He conocido
a la muerte. La he contemplado de cerca, mirándole su lustroso rostro
invariable.
La vi
llegar una noche con su rastrero manto encapuchando las vidas encontradas a su
paso. Era tenue su sonrisa. Sus vidriosos ojos de una frialdad antiquísima.
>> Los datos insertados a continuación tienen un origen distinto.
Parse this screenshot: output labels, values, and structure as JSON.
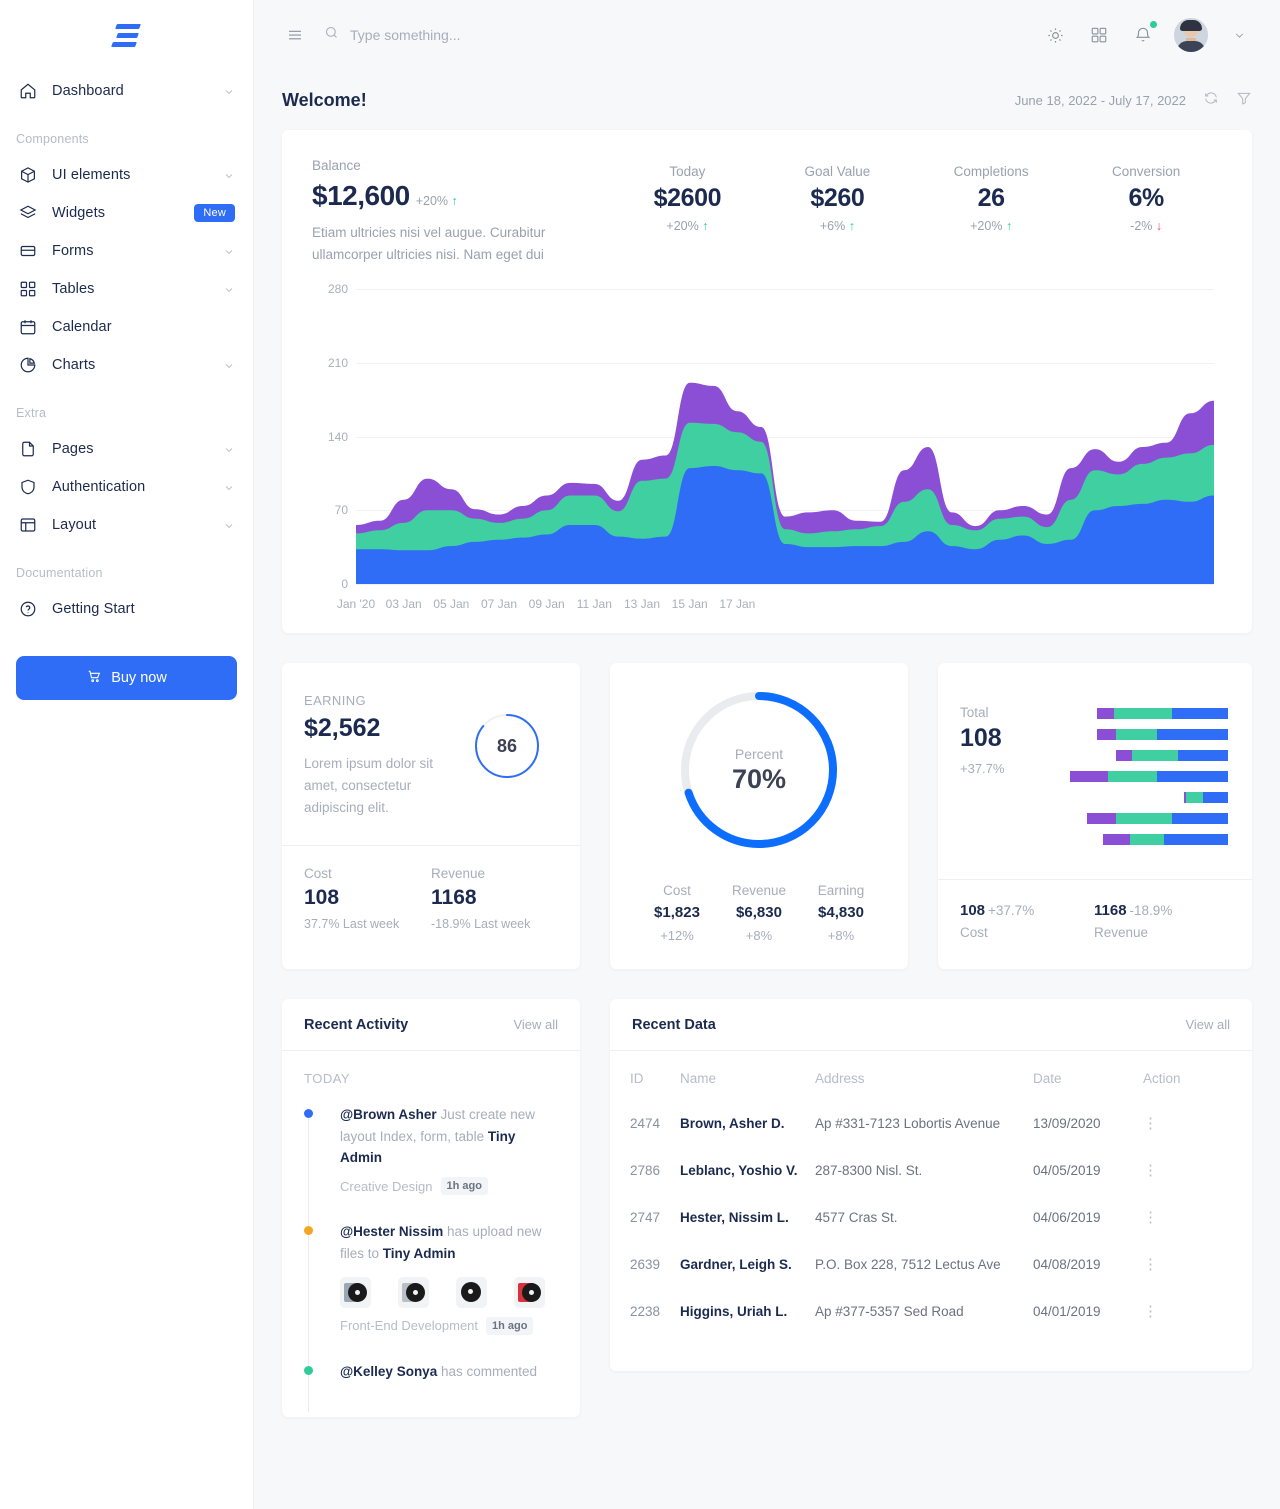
{
  "brand": {
    "logo_name": "tiny-admin-logo"
  },
  "sidebar": {
    "primary": [
      {
        "label": "Dashboard",
        "icon": "home-icon",
        "chevron": true
      }
    ],
    "sections": [
      {
        "label": "Components",
        "items": [
          {
            "label": "UI elements",
            "icon": "cube-icon",
            "chevron": true
          },
          {
            "label": "Widgets",
            "icon": "layers-icon",
            "badge": "New"
          },
          {
            "label": "Forms",
            "icon": "form-icon",
            "chevron": true
          },
          {
            "label": "Tables",
            "icon": "grid-icon",
            "chevron": true
          },
          {
            "label": "Calendar",
            "icon": "calendar-icon"
          },
          {
            "label": "Charts",
            "icon": "pie-chart-icon",
            "chevron": true
          }
        ]
      },
      {
        "label": "Extra",
        "items": [
          {
            "label": "Pages",
            "icon": "file-icon",
            "chevron": true
          },
          {
            "label": "Authentication",
            "icon": "shield-icon",
            "chevron": true
          },
          {
            "label": "Layout",
            "icon": "layout-icon",
            "chevron": true
          }
        ]
      },
      {
        "label": "Documentation",
        "items": [
          {
            "label": "Getting Start",
            "icon": "help-circle-icon"
          }
        ]
      }
    ],
    "buy_button": "Buy now"
  },
  "topbar": {
    "menu_icon": "hamburger-icon",
    "search_placeholder": "Type something...",
    "search_value": "",
    "theme_icon": "sun-icon",
    "apps_icon": "grid-apps-icon",
    "bell_icon": "bell-icon",
    "avatar_name": "user-avatar"
  },
  "page": {
    "title": "Welcome!",
    "date_range": "June 18, 2022 - July 17, 2022",
    "refresh_icon": "refresh-icon",
    "filter_icon": "filter-icon"
  },
  "hero": {
    "balance_label": "Balance",
    "balance_value": "$12,600",
    "balance_delta": "+20%",
    "balance_delta_dir": "up",
    "description": "Etiam ultricies nisi vel augue. Curabitur ullamcorper ultricies nisi. Nam eget dui",
    "kpis": [
      {
        "label": "Today",
        "value": "$2600",
        "delta": "+20%",
        "dir": "up"
      },
      {
        "label": "Goal Value",
        "value": "$260",
        "delta": "+6%",
        "dir": "up"
      },
      {
        "label": "Completions",
        "value": "26",
        "delta": "+20%",
        "dir": "up"
      },
      {
        "label": "Conversion",
        "value": "6%",
        "delta": "-2%",
        "dir": "down"
      }
    ]
  },
  "chart_data": {
    "type": "area",
    "title": "",
    "xlabel": "",
    "ylabel": "",
    "ylim": [
      0,
      280
    ],
    "yticks": [
      0,
      70,
      140,
      210,
      280
    ],
    "xticks": [
      "Jan '20",
      "03 Jan",
      "05 Jan",
      "07 Jan",
      "09 Jan",
      "11 Jan",
      "13 Jan",
      "15 Jan",
      "17 Jan"
    ],
    "grid": true,
    "legend": "none",
    "stacked": true,
    "colors": {
      "series1": "#2f6df6",
      "series2": "#3fcfa0",
      "series3": "#8b4fd6"
    },
    "x": [
      1,
      2,
      3,
      4,
      5,
      6,
      7,
      8,
      9,
      10,
      11,
      12,
      13,
      14,
      15,
      16,
      17,
      18,
      19,
      20,
      21,
      22,
      23,
      24,
      25,
      26,
      27,
      28,
      29,
      30,
      31,
      32,
      33,
      34,
      35,
      36,
      37
    ],
    "series": [
      {
        "name": "Series 1",
        "values": [
          33,
          33,
          32,
          32,
          36,
          40,
          42,
          44,
          47,
          56,
          56,
          45,
          43,
          45,
          110,
          112,
          108,
          105,
          38,
          35,
          35,
          36,
          36,
          40,
          50,
          36,
          33,
          42,
          46,
          38,
          42,
          70,
          74,
          76,
          80,
          78,
          84
        ]
      },
      {
        "name": "Series 2",
        "values": [
          15,
          18,
          26,
          38,
          34,
          22,
          16,
          18,
          23,
          28,
          28,
          24,
          55,
          55,
          43,
          40,
          36,
          30,
          14,
          13,
          15,
          16,
          19,
          38,
          40,
          20,
          18,
          20,
          18,
          16,
          38,
          38,
          30,
          38,
          40,
          46,
          48
        ]
      },
      {
        "name": "Series 3",
        "values": [
          8,
          9,
          22,
          30,
          20,
          9,
          8,
          12,
          14,
          12,
          11,
          10,
          20,
          22,
          38,
          36,
          20,
          14,
          12,
          20,
          20,
          8,
          4,
          30,
          40,
          12,
          4,
          8,
          10,
          12,
          30,
          20,
          12,
          16,
          14,
          38,
          42
        ]
      }
    ]
  },
  "earning_card": {
    "caption": "EARNING",
    "value": "$2,562",
    "description": "Lorem ipsum dolor sit amet, consectetur adipiscing elit.",
    "gauge_value": "86",
    "gauge_percent": 86,
    "footer": [
      {
        "label": "Cost",
        "value": "108",
        "sub": "37.7% Last week"
      },
      {
        "label": "Revenue",
        "value": "1168",
        "sub": "-18.9% Last week"
      }
    ]
  },
  "percent_card": {
    "gauge_label": "Percent",
    "gauge_value": "70%",
    "gauge_percent": 70,
    "footer": [
      {
        "label": "Cost",
        "value": "$1,823",
        "sub": "+12%"
      },
      {
        "label": "Revenue",
        "value": "$6,830",
        "sub": "+8%"
      },
      {
        "label": "Earning",
        "value": "$4,830",
        "sub": "+8%"
      }
    ]
  },
  "total_card": {
    "label": "Total",
    "value": "108",
    "sub": "+37.7%",
    "bars": [
      {
        "purple": 8,
        "green": 28,
        "blue": 27
      },
      {
        "purple": 9,
        "green": 20,
        "blue": 34
      },
      {
        "purple": 8,
        "green": 22,
        "blue": 24
      },
      {
        "purple": 20,
        "green": 26,
        "blue": 38
      },
      {
        "purple": 1,
        "green": 8,
        "blue": 12
      },
      {
        "purple": 14,
        "green": 27,
        "blue": 27
      },
      {
        "purple": 13,
        "green": 16,
        "blue": 31
      }
    ],
    "footer": [
      {
        "value": "108",
        "delta": "+37.7%",
        "label": "Cost"
      },
      {
        "value": "1168",
        "delta": "-18.9%",
        "label": "Revenue"
      }
    ]
  },
  "activity": {
    "title": "Recent Activity",
    "view_all": "View all",
    "group_label": "TODAY",
    "items": [
      {
        "dot_color": "#2f6df6",
        "user": "@Brown Asher",
        "text": " Just create new layout Index, form, table ",
        "target": "Tiny Admin",
        "meta": "Creative Design",
        "time": "1h ago",
        "thumbs": []
      },
      {
        "dot_color": "#f5a623",
        "user": "@Hester Nissim",
        "text": " has upload new files to ",
        "target": "Tiny Admin",
        "meta": "Front-End Development",
        "time": "1h ago",
        "thumbs": [
          "#9aa7b4",
          "#b9bfc6",
          "#111111",
          "#d8323c"
        ]
      },
      {
        "dot_color": "#2ecc9b",
        "user": "@Kelley Sonya",
        "text": " has commented",
        "target": "",
        "meta": "",
        "time": "",
        "thumbs": []
      }
    ]
  },
  "recent_data": {
    "title": "Recent Data",
    "view_all": "View all",
    "columns": [
      "ID",
      "Name",
      "Address",
      "Date",
      "Action"
    ],
    "rows": [
      {
        "id": "2474",
        "name": "Brown, Asher D.",
        "address": "Ap #331-7123 Lobortis Avenue",
        "date": "13/09/2020",
        "action": "kebab-menu-icon"
      },
      {
        "id": "2786",
        "name": "Leblanc, Yoshio V.",
        "address": "287-8300 Nisl. St.",
        "date": "04/05/2019",
        "action": "kebab-menu-icon"
      },
      {
        "id": "2747",
        "name": "Hester, Nissim L.",
        "address": "4577 Cras St.",
        "date": "04/06/2019",
        "action": "kebab-menu-icon"
      },
      {
        "id": "2639",
        "name": "Gardner, Leigh S.",
        "address": "P.O. Box 228, 7512 Lectus Ave",
        "date": "04/08/2019",
        "action": "kebab-menu-icon"
      },
      {
        "id": "2238",
        "name": "Higgins, Uriah L.",
        "address": "Ap #377-5357 Sed Road",
        "date": "04/01/2019",
        "action": "kebab-menu-icon"
      }
    ]
  },
  "colors": {
    "accent": "#2f6df6",
    "green": "#3fcfa0",
    "purple": "#8b4fd6",
    "danger": "#f0506e",
    "text": "#1b2a4e",
    "muted": "#a7adba"
  }
}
Y
sus blanquecinas manos sin gota de sangre.
Llegó
rodeada de brisa (dulce y lastimosa) que sacudía su umbroso ropaje.
Sus dedos
alargados tocaron mi mejilla, eran gélidos como el hielo. Y no pronunció
palabra. Se sentó a mi lado, agarró mi brazo y observó mi semblante famélico y
adormecido. Fue solamente un instante. Segundos, quizás. Pero minutos para mi
maltrecha mente. Quedé extasiado, derrumbándome sobre el costado y cayendo
hacia mi derecha, en el lugar justo donde ella descansaba de su largo
peregrinar. Me recosté en su regazo, para sentir toda su esencia. Mi boca no
conseguía emitir ningún sonido. Le hablé con el pensamiento. Le rogué que ella
fuera mi última morada, que blandiera su guadaña y desvistiera mis viejas
ilusiones olvidadas. Agachó su cabeza y desde sus mortecinos ojos resplandeció
un breve brillo, apenas perceptible, que se introdujo en mi reconcomido alma.
Tapó con su oscuro manto mi infausto cuerpo. Y, creí, en ese momento, que me
acogía en su reino.
Desperté
con los primeros rayos del sol, recostado sobre la tapia de esta casa.
Vuelvo
cada noche a asomarme a la ventana…Ped.